INDIANAPOLIS (AP) — Before coming to Sunday’s Indianapolis 500, Austin Pettijohn dressed appropriately — checkered flag shorts and an Indiana Pacers jersey.
For the 32-year-old from nearby Franklin, Indiana, it just meshed as it did with so many others in this colorful race-day crowd.
As more than a dozen planes carrying advertising banners flew above Indianapolis Motor Speedway while the sounds and smells of the track wafted through the infield, blue-and-gold jerseys and other Pacers regalia seemed every bit as popular as the driver T-shirts that typically dot Pagoda Plaza.
“It’s so ingrained in this town, this state since 1909, 1911,” Pettijohn said rattling off the dates the 2.5-mile oval Brickyard was completed and the first IndyCar race was held here. “I was born into the month of May and racing, and it holds a very near and dear place in my heart with me and my family. Basketball, too. It’s just an emotional, special time.”

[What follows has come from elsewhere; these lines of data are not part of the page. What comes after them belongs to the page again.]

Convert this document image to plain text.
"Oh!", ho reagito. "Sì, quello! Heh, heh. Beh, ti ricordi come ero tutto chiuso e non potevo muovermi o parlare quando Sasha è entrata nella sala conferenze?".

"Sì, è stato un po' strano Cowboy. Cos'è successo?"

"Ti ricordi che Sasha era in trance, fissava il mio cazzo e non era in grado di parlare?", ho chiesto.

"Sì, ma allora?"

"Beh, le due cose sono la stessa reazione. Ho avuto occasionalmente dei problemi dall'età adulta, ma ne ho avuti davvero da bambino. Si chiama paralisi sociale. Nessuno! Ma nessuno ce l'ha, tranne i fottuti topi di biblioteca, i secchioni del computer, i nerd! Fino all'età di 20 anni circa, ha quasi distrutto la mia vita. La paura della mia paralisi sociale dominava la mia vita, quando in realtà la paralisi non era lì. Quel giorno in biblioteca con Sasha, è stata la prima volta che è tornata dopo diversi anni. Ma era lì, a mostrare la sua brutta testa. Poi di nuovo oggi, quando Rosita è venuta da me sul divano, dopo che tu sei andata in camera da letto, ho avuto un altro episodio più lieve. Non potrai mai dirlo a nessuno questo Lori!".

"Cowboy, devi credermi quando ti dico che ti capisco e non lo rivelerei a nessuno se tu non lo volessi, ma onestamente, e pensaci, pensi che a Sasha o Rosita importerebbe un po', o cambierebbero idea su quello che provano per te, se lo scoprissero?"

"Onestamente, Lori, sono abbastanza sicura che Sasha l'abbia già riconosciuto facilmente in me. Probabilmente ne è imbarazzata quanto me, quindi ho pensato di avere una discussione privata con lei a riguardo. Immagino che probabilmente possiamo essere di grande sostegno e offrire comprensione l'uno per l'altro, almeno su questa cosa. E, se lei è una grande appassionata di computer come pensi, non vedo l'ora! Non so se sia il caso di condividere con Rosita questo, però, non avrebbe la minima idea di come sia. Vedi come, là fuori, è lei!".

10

Sports fans in Indiana understand because race day is a kind of pilgrimage that binds the generations together. Many families spend dozens of years sitting or standing in the same spot and dress for the occasion in racing garb, a vastly scaled down version of the colorful hats and fancy dresses and suits found at the Kentucky Derby each May.
Those who can’t attend often listen to the radio broadcast because the network telecast usually is blacked out and re-aired in full on race night allowing fans who were part of the estimated 350,000 inside the track to go home and watch it all over again.
It’s a tradition so revered that when fans weren’t allowed to attend in 2020 because of the COVID-19 pandemic, speedway president Doug Boles gave viewers and listeners a special dispensation to keep their streaks of consecutive races intact.
This time is different.
The 109th Indianapolis 500 marked only the fourth time the Pacers and racers competed on the same day in Indy, and it was the first time both aired live in Central Indiana.
Race organizers announced earlier this week they were lifting the blackout because the grandstand was sold out for the first time since 2016. The fact some viewers may be more prone to see if the Pacers could take a 3-0 lead over the New York Knicks in the Eastern Conference finals instead of a tape-delayed race may have played a part, too.
Regardless, the fans in this Midwestern town were thrilled with the decision since most couldn’t do their version of the Memorial Day weekend double.
Not only was the cost of two tickets to the race and to the Pacers game nearly $4,000 on the secondary market entering, but staying to watch the victory lane celebration combined with traffic leaving the track made it almost impossible to make downtown in time for the opening tip.
“The good news is (the Pacers game) is at 8 p.m. so the 500 will be done by then, and you don’t have to worry about going home and watching the race,” said Indy resident Nick Bustamante, who was decked out in a jersey of two-time NBA All-Star Tyrese Haliburton. “I’ll watch it here and then I’ll watch the game at home.”
Haliburton might be the best-known Pacers player after making two game-winning shots during this playoff run and a buzzer-beater to force overtime in Game 1 against the Knicks on Wednesday. The jerseys of Pacers forwards Pascal Siakam and Obi Toppin, who attended college at the University of Dayton, also found their way to the track as did those of Reggie Miller and Caitlin Clark — both with the WNBA’s Indiana Fever and Iowa.
The Fever lost 90-88 on Saturday to defending league champ New York when Clark had the ball stripped on the game’s final possession.
By Sunday, that loss seemed a distant memory on one of the city’s biggest weekends. After all, this is May — Indianapolis style.
“It’s just a great time of year,” Pettijohn said. “It’s just great when you can kind of intermingle the two in the same month. It’s such a fun team this year with the Pacers. And it’s just such a fast-paced team. So it’s very fitting with the theme of Pacers and racers.”